Tariffs Against China Delayed Until End Of Year, Some Products Excluded From List Of Affected Goods

For many years, according to businesspeople, financial market experts, and government officials around the world, Chinese manufacturers have forced business owners to divulge trade secrets to them in order to do business with one another. Businesses around the world have adhered to such demands by Chinese businesspeople because China is home to many of the world’s most valuable manufacturing offers.

United States President Donald Trump, a longtime businessman, has also long been aware of allegations against the Chinese government and its businesspeople for requiring foreign business entities, many of which have been and currently are based in the United States, to give up such information.

As a means of protecting the business and financial interests of the United States, President Donald Trump lobbied a litany of tariffs against the People’s Republic of China on March 22, 2018.

Just as President Trump, as well as financial experts around the world, had expected, Chinese government officials moved to place their own tariffs on products imported from the United States just two weeks after the United States made its move, on April 2, 2018. From there, the two countries have levied a ton of tariffs against one another, all of which have been maintained since they were implemented.

According to CNBC, earlier today, on Tuesday, Aug. 13, 2019, the United States Trade Representative office released a report that a line of tariffs that were slated to be enacted in the next few weeks by the Trump administration would be held off until the end of the year.
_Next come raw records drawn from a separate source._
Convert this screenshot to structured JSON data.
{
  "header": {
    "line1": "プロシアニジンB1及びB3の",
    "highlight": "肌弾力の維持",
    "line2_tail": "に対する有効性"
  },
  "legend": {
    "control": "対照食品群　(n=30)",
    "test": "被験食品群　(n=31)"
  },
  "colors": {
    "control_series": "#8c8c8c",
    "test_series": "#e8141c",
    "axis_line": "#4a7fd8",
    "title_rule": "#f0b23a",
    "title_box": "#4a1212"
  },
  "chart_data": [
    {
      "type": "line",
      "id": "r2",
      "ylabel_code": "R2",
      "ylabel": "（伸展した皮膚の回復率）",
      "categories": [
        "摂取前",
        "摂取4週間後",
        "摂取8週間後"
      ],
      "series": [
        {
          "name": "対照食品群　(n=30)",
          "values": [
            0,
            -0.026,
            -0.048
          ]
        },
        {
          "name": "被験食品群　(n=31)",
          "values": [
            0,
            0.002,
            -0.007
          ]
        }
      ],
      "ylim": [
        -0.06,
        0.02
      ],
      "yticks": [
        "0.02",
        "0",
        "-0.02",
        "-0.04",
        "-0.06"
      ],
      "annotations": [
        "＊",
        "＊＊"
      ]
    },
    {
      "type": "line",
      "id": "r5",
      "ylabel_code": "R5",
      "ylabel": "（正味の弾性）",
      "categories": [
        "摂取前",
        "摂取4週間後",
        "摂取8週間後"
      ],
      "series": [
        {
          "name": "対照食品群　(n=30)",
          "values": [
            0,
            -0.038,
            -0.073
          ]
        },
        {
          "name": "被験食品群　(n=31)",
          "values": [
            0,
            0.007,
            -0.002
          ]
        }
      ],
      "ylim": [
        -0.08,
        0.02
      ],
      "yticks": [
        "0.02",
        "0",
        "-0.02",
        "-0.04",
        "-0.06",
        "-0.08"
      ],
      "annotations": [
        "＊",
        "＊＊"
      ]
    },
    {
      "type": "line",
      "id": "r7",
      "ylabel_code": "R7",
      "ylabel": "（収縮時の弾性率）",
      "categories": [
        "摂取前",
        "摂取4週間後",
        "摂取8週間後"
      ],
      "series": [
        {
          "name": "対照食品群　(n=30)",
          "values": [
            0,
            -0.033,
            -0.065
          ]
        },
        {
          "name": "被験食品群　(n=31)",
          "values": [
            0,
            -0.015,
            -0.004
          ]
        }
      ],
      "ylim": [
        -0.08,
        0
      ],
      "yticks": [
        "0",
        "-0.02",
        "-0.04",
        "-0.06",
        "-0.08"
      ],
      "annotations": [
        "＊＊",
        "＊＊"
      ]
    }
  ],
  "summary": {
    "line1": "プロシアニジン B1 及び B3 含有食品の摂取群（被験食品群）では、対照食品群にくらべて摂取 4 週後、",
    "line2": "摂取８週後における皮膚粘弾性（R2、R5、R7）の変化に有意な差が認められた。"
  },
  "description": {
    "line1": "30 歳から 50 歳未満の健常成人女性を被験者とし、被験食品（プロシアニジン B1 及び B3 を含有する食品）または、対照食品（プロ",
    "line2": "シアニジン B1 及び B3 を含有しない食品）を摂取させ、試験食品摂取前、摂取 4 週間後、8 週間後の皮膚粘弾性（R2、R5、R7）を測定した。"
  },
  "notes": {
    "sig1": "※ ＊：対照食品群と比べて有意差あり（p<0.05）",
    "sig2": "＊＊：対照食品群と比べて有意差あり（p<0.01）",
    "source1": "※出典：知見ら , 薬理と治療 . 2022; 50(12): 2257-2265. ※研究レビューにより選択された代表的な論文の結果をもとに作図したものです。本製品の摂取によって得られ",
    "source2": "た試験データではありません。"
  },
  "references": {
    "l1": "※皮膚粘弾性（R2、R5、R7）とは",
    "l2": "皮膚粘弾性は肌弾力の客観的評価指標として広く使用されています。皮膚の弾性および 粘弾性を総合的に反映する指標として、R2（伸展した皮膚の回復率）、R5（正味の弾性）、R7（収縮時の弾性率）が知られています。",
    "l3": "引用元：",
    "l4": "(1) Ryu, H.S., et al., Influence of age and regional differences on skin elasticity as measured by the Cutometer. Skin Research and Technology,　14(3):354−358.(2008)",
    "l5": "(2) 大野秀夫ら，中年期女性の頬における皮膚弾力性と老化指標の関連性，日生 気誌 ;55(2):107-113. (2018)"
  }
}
Further, the U.S. Trade Representative office indicated that a handful of the consumer items that have been subject to tariffs for over a year will be excluded from the United States’ list of tariffed products.

The aforementioned tariffs were slated to be written into law in the next few days and be realized on Sept. 1.
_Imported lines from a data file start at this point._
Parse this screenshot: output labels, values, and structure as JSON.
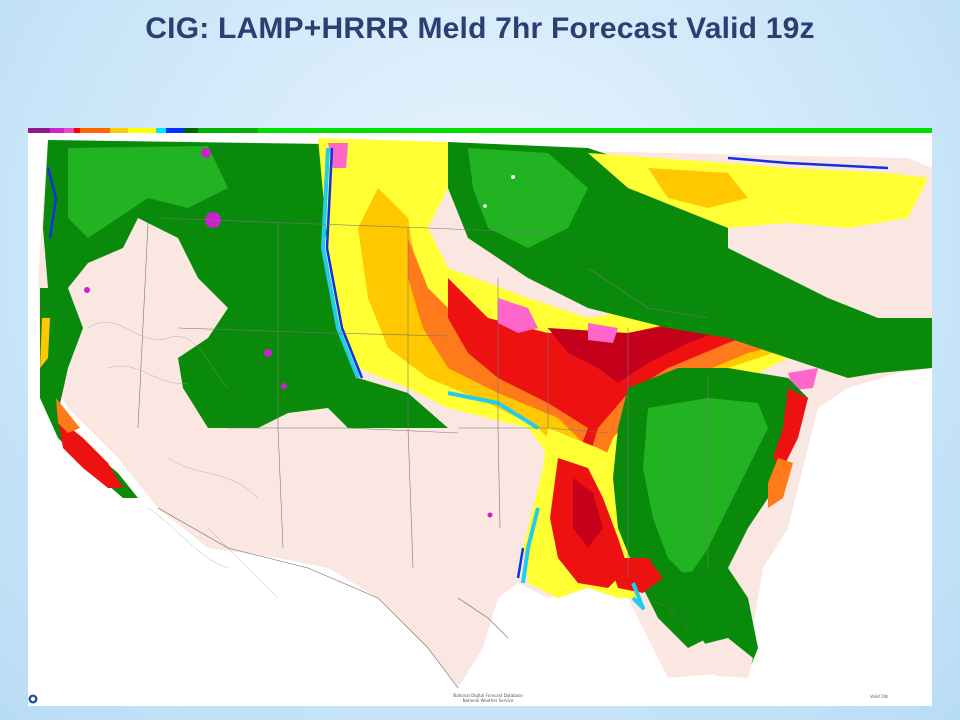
{
  "slide": {
    "title": "CIG: LAMP+HRRR Meld 7hr Forecast Valid 19z"
  },
  "map": {
    "name": "ceiling-forecast-map",
    "legend_colors": [
      "#8b1a8b",
      "#d020d0",
      "#e64bc8",
      "#ff0000",
      "#ff6600",
      "#ffcc00",
      "#ffff00",
      "#00e5ff",
      "#0033ff",
      "#006400",
      "#00b000",
      "#00e000"
    ],
    "footer_center_lines": [
      "National Digital Forecast Database",
      "National Weather Service"
    ],
    "footer_right": "Valid 19z",
    "colors": {
      "bare": "#fbe7e1",
      "dark_green": "#0a8a0a",
      "green": "#22b322",
      "light_green": "#7ed97e",
      "yellow": "#ffff33",
      "gold": "#ffc800",
      "orange": "#ff7a1a",
      "red": "#ee1111",
      "dark_red": "#c4001a",
      "pink": "#ff66cc",
      "magenta": "#cc22cc",
      "cyan": "#22ccee",
      "blue": "#1133dd"
    }
  }
}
As predicted, stock markets around the world have rallied since the outset of the announcement, with the Nasdaq, S&P 500, and Dow Jones Industrial Average rising 1.95 percent, 1.46 percent, and 1.41 percent at the end of trading hours yesterday, respectively.

Bibles were dropped from the list of tariffs, which is substantial relative to the global supply of bibles, as the United States imports more from China than anywhere else. Frozen haddock, salmon, and cod fillets, as well as radioactive compounds and elements, were dropped from the list.

A portion of goods, however, will be faced with a renewed tariff on Sept. 1, including shelled nuts, unworked human hair, and American flags.